Michael Glos tut alles, um seinem Ruf als Notbesetzung für das Amt des Bundeswirtschaftsministers gerecht zu werden. Der CSU-Mann fremdelt in seinem Regierungsjob wie kein anderer.
aus DER SPIEGEL 3/2006

Wenn Michael Glos, 61, wissen will, was ein deutscher Bundeswirtschaftsminister so alles zu tun hat, greift er in seine Brusttasche und nestelt eine Klarsichtfolie mit einem Spickzettel heraus. Gewissenhaft schreiben ihm seine Mitarbeiter für jeden Tag auf, mit wem er reden soll, welche Anrufe zu tätigen sind und wie die Verbandsfunktionäre, die sich zum Kaffee angesagt haben, mit Vornamen heißen.

Doch der Zettel ist klein, und die Dinge sind kompliziert. So passiert es, dass Glos bisweilen ohne Stichworte klarkommen muss. Die Gruppe der Schwellenländer, im Fachvokabular der Welthandelsexperten die »G 20«, redete er bei einer Konferenz in Hongkong zur »G 25« hoch.

Danach referierte er über »dieses Schweizer Modell« und meinte damit - so mutmaßten die anwesenden Experten - wohl die weltweit anerkannte »Schweizer Formel« für den Abbau von Zollhemmnissen.

Auch mit Zahlen hat es Glos noch nicht so. Befragt nach seinen Konjunkturerwartungen fürs laufende Jahr, taxierte der Minister das Wirtschaftswachstum auf »bis zu 1,8 Prozent«. Da wunderte sich seine eigene Fachabteilung, die im Entwurf des Jahreswirtschaftsberichts lediglich 1,4 Prozent ansetzt. Glos, so der Verdacht, hatte seine Prognose einem Artikel seiner Morgenzeitung entnommen.

Es ist ja auch noch nicht lange her, dass der CSU-Politiker zu seiner eigenen Überraschung Minister für Wirtschaft und Technologie der Bundesrepublik Deutschland wurde. »Ich hoffe, dass es meinem Land nie so dreckig geht, dass es auf Leute wie mich zurückgreifen muss«, hatte Glos früher halb scherzhaft Karrierepläne unter einer Bundeskanzlerin Angela Merkel von sich gewiesen.

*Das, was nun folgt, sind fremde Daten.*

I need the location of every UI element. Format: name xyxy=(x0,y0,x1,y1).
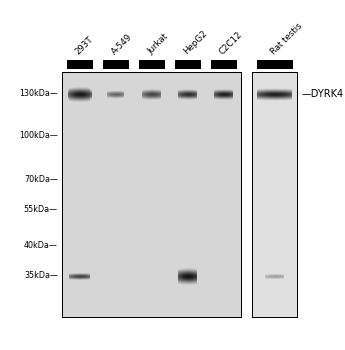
Text: —DYRK4: —DYRK4 xyxy=(302,89,344,99)
Text: 293T: 293T xyxy=(73,34,95,56)
Text: 100kDa—: 100kDa— xyxy=(19,131,58,140)
Text: 130kDa—: 130kDa— xyxy=(19,90,58,98)
Text: 70kDa—: 70kDa— xyxy=(24,175,58,184)
Text: 55kDa—: 55kDa— xyxy=(24,204,58,214)
Text: A-549: A-549 xyxy=(110,32,134,56)
Text: Rat testis: Rat testis xyxy=(269,21,304,56)
Text: C2C12: C2C12 xyxy=(218,29,244,56)
Text: Jurkat: Jurkat xyxy=(146,32,170,56)
Text: 40kDa—: 40kDa— xyxy=(24,241,58,251)
Text: 35kDa—: 35kDa— xyxy=(24,272,58,280)
Text: HepG2: HepG2 xyxy=(181,29,209,56)
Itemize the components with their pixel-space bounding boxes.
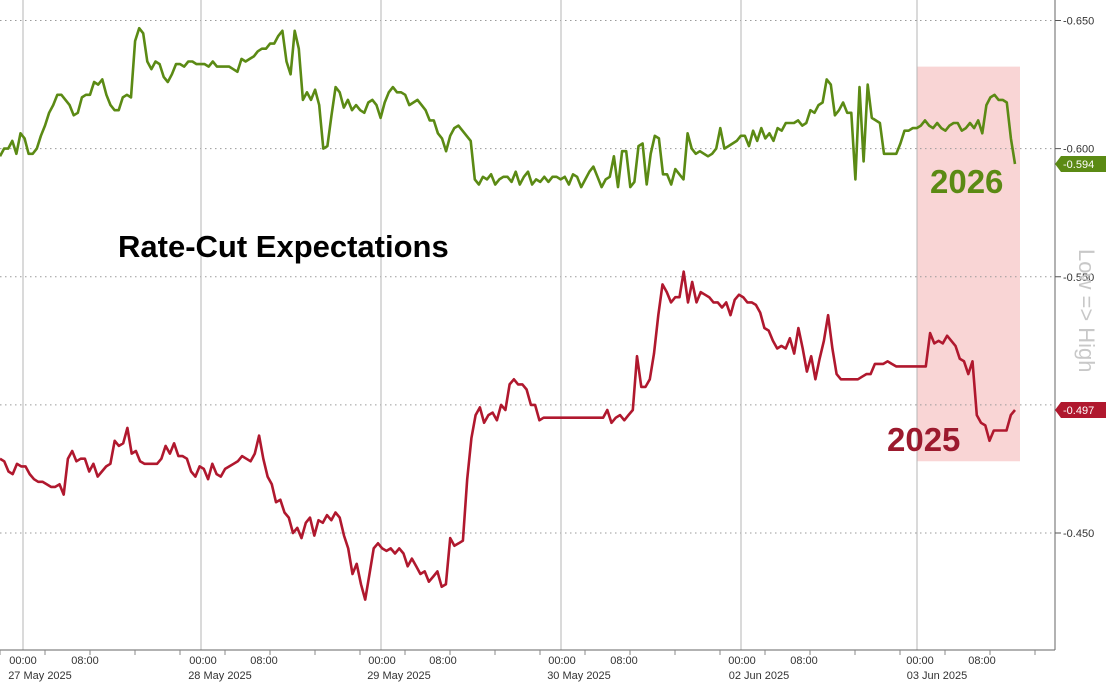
x-tick-time: 08:00 bbox=[968, 655, 996, 667]
x-tick-date: 27 May 2025 bbox=[8, 670, 72, 682]
series-line-2025 bbox=[0, 270, 1017, 601]
series-label-2025: 2025 bbox=[887, 421, 960, 458]
y-tick-label: -0.450 bbox=[1063, 528, 1094, 540]
series-line-2026 bbox=[0, 26, 1017, 189]
last-value-labels: -0.594 -0.497 bbox=[1055, 156, 1106, 418]
highlight-band bbox=[917, 66, 1020, 462]
last-value-text: -0.594 bbox=[1063, 159, 1094, 171]
x-tick-time: 08:00 bbox=[71, 655, 99, 667]
last-value-label-2025: -0.497 bbox=[1055, 402, 1106, 418]
y-axis-ticks: -0.650 -0.600 -0.550 -0.450 bbox=[1055, 16, 1094, 540]
last-value-tag bbox=[1055, 156, 1106, 172]
chart-title: Rate-Cut Expectations bbox=[118, 229, 449, 264]
x-tick-date: 28 May 2025 bbox=[188, 670, 252, 682]
x-tick-date: 02 Jun 2025 bbox=[729, 670, 790, 682]
x-tick-time: 00:00 bbox=[728, 655, 756, 667]
gridlines bbox=[0, 20, 1055, 534]
x-tick-time: 00:00 bbox=[368, 655, 396, 667]
x-tick-time: 00:00 bbox=[189, 655, 217, 667]
last-value-tag bbox=[1055, 402, 1106, 418]
x-tick-time: 00:00 bbox=[9, 655, 37, 667]
last-value-label-2026: -0.594 bbox=[1055, 156, 1106, 172]
y-tick-label: -0.550 bbox=[1063, 272, 1094, 284]
x-tick-time: 08:00 bbox=[250, 655, 278, 667]
x-tick-date: 29 May 2025 bbox=[367, 670, 431, 682]
x-tick-time: 08:00 bbox=[790, 655, 818, 667]
y-axis-label: Low => High bbox=[1074, 249, 1099, 373]
last-value-text: -0.497 bbox=[1063, 405, 1094, 417]
x-tick-date: 30 May 2025 bbox=[547, 670, 611, 682]
day-separators bbox=[22, 0, 918, 650]
series-label-2026: 2026 bbox=[930, 163, 1003, 200]
x-tick-time: 08:00 bbox=[429, 655, 457, 667]
y-tick-label: -0.600 bbox=[1063, 144, 1094, 156]
series-lines bbox=[0, 26, 1017, 601]
x-tick-date: 03 Jun 2025 bbox=[907, 670, 968, 682]
y-tick-label: -0.650 bbox=[1063, 16, 1094, 28]
x-axis-ticks: 00:00 27 May 2025 08:00 00:00 28 May 2025 08:… bbox=[0, 650, 1036, 682]
x-tick-time: 00:00 bbox=[906, 655, 934, 667]
x-tick-time: 00:00 bbox=[548, 655, 576, 667]
x-tick-time: 08:00 bbox=[610, 655, 638, 667]
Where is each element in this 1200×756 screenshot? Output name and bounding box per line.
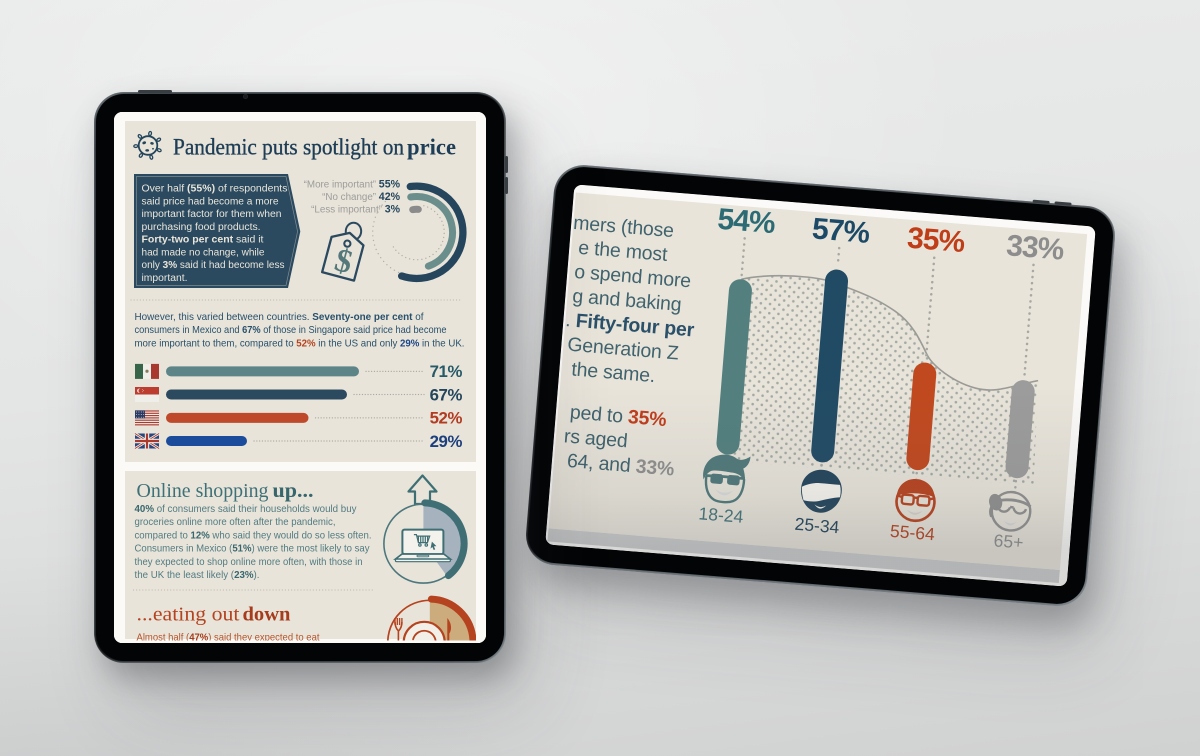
- svg-text:Pandemic puts spotlight on: Pandemic puts spotlight on: [173, 135, 404, 161]
- svg-text:groceries online more often af: groceries online more often after the pa…: [135, 517, 336, 528]
- svg-text:“Less important” 3%: “Less important” 3%: [311, 204, 400, 216]
- svg-text:the UK the least likely (23%).: the UK the least likely (23%).: [135, 570, 260, 581]
- svg-text:“No change” 42%: “No change” 42%: [322, 191, 400, 203]
- svg-text:said price had become a more: said price had become a more: [142, 196, 280, 207]
- svg-text:Online shopping: Online shopping: [137, 481, 269, 502]
- svg-text:up...: up...: [273, 481, 314, 502]
- svg-text:important.: important.: [142, 273, 188, 284]
- svg-text:Forty-two per cent said it: Forty-two per cent said it: [142, 235, 264, 246]
- svg-text:“More important” 55%: “More important” 55%: [304, 179, 401, 191]
- svg-text:only 3% said it had become les: only 3% said it had become less: [142, 260, 285, 271]
- svg-text:29%: 29%: [430, 432, 463, 451]
- svg-text:Consumers in Mexico (51%) were: Consumers in Mexico (51%) were the most …: [135, 544, 371, 555]
- svg-text:However, this varied between c: However, this varied between countries. …: [135, 312, 424, 323]
- svg-text:71%: 71%: [430, 362, 463, 381]
- svg-text:they expected to shop online m: they expected to shop online more often,…: [135, 557, 363, 568]
- svg-text:price: price: [407, 135, 456, 161]
- svg-text:Over half (55%) of respondents: Over half (55%) of respondents: [142, 184, 288, 195]
- svg-text:consumers in Mexico and 67% of: consumers in Mexico and 67% of those in …: [135, 325, 447, 336]
- svg-text:more important to them, compar: more important to them, compared to 52% …: [135, 338, 465, 349]
- svg-text:compared to 12% who said they: compared to 12% who said they would do s…: [135, 530, 372, 541]
- svg-text:67%: 67%: [430, 385, 463, 404]
- svg-text:had made no change, while: had made no change, while: [142, 247, 266, 258]
- svg-text:...eating out: ...eating out: [137, 604, 240, 626]
- svg-text:down: down: [243, 604, 291, 626]
- svg-text:purchasing food products.: purchasing food products.: [142, 222, 261, 233]
- svg-text:40% of consumers said their ho: 40% of consumers said their households w…: [135, 504, 358, 515]
- svg-text:Almost half (47%) said they ex: Almost half (47%) said they expected to …: [137, 633, 320, 644]
- svg-text:important factor for them when: important factor for them when: [142, 209, 282, 220]
- svg-text:52%: 52%: [430, 409, 463, 428]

Bei den Koalitionsverhandlungen im vergangenen Oktober war er für Außenpolitik zuständig und hielt sich - wenn überhaupt - für das Verteidigungsressort geeignet. Doch dann kam der Tag, an dem der bayerische Ministerpräsident und designierte Mega-Minister Edmund Stoiber die Flucht ergriff. Merkel brauchte dringend Ersatz, und irgendwo stand gerade Glos herum.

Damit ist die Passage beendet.